Training Top2vec with embedding_batch_size=256 crashed OS X 12.3.1
tensorflow_macos 2.8.0, tensorflow_metal 0.4.0 Anaconda Python 3.8.5
% pip show tensorflow_macos
WARNING: Ignoring invalid distribution -umpy (/Users/davidlaxer/tensorflow-metal/lib/python3.8/site-packages)
Name: tensorflow-macos
Version: 2.8.0
Summary: TensorFlow is an open source machine learning framework for everyone.
Home-page: https://www.tensorflow.org/
Author: Google Inc.
Author-email: packages@tensorflow.org
License: Apache 2.0
Location: /Users/davidlaxer/tensorflow-metal/lib/python3.8/site-packages
Requires: absl-py, astunparse, flatbuffers, gast, google-pasta, grpcio, h5py, keras, keras-preprocessing, libclang, numpy, opt-einsum, protobuf, setuptools, six, tensorboard, termcolor, tf-estimator-nightly, typing-extensions, wrapt
Required-by:
(tensorflow-metal) (base) davidlaxer@x86_64-apple-darwin13 top2vec % pip show tensorflow_metal
WARNING: Ignoring invalid distribution -umpy (/Users/davidlaxer/tensorflow-metal/lib/python3.8/site-packages)
Name: tensorflow-metal
Version: 0.4.0
Summary: TensorFlow acceleration for Mac GPUs.
Home-page: https://developer.apple.com/metal/tensorflow-plugin/
Author:
Author-email:
License: MIT License.

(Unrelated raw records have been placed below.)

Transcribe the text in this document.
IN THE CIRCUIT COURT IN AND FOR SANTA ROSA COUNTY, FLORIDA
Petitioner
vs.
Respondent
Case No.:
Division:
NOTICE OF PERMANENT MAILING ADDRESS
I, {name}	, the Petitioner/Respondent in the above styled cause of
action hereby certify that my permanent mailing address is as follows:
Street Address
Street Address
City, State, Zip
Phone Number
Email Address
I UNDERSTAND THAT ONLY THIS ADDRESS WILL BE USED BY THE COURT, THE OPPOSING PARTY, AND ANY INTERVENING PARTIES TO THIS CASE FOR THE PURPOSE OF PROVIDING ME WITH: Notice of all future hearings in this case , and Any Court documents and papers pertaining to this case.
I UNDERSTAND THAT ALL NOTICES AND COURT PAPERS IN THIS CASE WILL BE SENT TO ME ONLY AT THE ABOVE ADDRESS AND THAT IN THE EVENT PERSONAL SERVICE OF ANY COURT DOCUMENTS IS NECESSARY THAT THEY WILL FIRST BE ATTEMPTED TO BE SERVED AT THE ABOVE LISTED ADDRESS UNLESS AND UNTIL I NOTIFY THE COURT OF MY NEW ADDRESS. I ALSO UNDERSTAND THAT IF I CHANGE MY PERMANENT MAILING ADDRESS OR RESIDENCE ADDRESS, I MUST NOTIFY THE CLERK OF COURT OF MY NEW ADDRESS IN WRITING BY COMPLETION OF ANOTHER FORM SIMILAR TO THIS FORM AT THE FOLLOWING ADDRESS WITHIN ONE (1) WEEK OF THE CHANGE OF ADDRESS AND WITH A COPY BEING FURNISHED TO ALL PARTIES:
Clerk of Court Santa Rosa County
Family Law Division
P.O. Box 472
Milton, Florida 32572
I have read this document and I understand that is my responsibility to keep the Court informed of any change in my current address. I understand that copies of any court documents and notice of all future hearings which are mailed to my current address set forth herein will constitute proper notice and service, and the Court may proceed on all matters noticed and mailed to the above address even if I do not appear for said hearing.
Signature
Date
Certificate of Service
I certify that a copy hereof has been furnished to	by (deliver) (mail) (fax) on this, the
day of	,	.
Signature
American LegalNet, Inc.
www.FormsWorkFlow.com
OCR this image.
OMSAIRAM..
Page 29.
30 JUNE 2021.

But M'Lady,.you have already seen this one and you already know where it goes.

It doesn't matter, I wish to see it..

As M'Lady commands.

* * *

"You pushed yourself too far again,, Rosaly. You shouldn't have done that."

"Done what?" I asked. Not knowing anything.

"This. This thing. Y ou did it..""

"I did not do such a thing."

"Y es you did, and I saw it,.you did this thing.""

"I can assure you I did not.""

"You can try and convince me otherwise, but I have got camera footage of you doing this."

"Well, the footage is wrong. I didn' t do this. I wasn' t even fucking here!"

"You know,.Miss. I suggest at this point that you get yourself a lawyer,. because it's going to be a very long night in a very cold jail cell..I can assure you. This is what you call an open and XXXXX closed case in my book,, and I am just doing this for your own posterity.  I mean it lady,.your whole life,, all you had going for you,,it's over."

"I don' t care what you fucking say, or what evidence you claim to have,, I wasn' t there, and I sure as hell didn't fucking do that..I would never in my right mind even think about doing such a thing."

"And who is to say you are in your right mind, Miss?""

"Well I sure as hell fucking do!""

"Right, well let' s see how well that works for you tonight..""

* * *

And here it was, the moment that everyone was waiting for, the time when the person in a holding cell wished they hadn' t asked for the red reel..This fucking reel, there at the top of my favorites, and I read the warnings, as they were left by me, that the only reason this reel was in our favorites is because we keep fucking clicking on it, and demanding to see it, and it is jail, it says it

Copyright © 2020-2021 Apple Inc. All rights reserved.
Location: /Users/davidlaxer/tensorflow-metal/lib/python3.8/site-packages
Requires: six, wheel
Required-by:
To train the model with embedding_model="universal-sentence-encoder", you'll have to download universal-sentence-encoder_4.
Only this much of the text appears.